As Red, Spader uses the FBI as his personal cleaning service, crossing out a different bad guy's name each week while mentoring rookie agent Liz (Megan Boone), who (we think) must be his daughter. But this season they go on the lam after she guns down an attorney general in cold blood — along with revelations that her mother was a legendary KGB spy back in the day. After Liz and Red turn into the two most wanted fugitives in America, she flees to the Russian embassy and announces she's a deep-cover spy for the Mother Country. Is she lying? We can't be sure. Of course, Red manages to seem outrageously pleased with himself even when he's running for his life — faced with holing up in a hideout for a week, he muses, "I'll finally get a chance to catch up on some back issues of Bassmaster." And he keeps dropping his maddening Zen proverbs about the spy's life. The secret to being a fugitive? "You need to find the peace beneath the winds."
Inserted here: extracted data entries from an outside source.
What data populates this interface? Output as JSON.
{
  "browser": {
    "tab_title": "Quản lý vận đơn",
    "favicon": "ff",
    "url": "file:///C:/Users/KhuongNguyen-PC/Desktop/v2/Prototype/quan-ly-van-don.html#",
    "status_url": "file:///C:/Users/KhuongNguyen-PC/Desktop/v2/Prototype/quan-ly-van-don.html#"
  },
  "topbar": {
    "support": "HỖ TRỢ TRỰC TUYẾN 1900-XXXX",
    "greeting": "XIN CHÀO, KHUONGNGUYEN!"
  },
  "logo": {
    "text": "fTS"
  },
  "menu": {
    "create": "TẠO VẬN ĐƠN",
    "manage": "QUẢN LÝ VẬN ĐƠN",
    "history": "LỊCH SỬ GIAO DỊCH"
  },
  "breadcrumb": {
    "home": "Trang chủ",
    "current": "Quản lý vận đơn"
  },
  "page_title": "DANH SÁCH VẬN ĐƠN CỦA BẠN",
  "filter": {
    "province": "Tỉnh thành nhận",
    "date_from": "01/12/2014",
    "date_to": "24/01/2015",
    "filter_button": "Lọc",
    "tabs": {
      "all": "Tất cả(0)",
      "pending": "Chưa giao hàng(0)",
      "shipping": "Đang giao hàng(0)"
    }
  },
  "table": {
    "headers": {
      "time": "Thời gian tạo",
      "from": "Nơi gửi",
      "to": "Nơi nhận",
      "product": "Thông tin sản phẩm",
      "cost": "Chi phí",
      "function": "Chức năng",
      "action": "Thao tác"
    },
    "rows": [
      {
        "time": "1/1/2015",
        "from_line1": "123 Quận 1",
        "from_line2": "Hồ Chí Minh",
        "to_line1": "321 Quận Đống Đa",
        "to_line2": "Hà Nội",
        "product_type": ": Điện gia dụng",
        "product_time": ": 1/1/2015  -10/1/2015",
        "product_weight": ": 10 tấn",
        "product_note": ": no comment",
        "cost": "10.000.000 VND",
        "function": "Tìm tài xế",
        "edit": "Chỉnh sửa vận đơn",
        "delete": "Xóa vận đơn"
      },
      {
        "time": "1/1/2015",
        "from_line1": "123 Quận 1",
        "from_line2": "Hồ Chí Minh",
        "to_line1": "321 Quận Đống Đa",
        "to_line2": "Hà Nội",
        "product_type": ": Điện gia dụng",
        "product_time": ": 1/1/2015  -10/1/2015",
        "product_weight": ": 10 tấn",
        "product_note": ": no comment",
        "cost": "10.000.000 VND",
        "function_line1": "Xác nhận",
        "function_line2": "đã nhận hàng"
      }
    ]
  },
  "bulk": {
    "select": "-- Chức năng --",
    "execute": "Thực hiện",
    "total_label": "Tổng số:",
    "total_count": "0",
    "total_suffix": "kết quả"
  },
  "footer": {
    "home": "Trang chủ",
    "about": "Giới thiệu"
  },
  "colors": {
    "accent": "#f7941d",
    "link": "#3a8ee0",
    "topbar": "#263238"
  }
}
It's a bold move for The Blacklist: turning into The Fugitive and hitting the road after two seasons of eliminating the bad guy of the week, a rhythm that Spader and crew have made reliably entertaining. A massive hit for the first season and a half, the series took a serious beating in the ratings last February for one extremely obvious reason: NBC moved it to Thursday nights, opposite ABC's weekly 90-minute Shonda Rhimes block. Not even Red is bad-ass enough to step to Shondalandia. So this on-the-road go-round is a radical gambit when one is needed.
Not to mention that our current season of discontent has belched up a few blatant Blacklist knock-offs — there's Blindspot, where a woman wakes up naked in a duffel bag in the middle of Times Square, covered with tattooed runes head to toe, and forced to solve the mystery by decoding a different piece of ink every week. There's also The Player, a much more enjoyable caper with Wesley Snipes in the dashing-bad-guy Spader role, as a Vegas operator in the secret world of mega-stakes crime gambling.
But the copy cats just show why it's so hard to duplicate the ease and panache of The Blacklist; it depends on Spader's serene arrogance to carry it off week by week. That quality has served him well his whole career, whether he's been playing preppie scum (Pretty in Pink, Less Than Zero), kinksters (Secretary, Crash) or cartoon villains (Age of Ultron, 2 Days in the Valley). But he's never had an asshole to play quite like Red.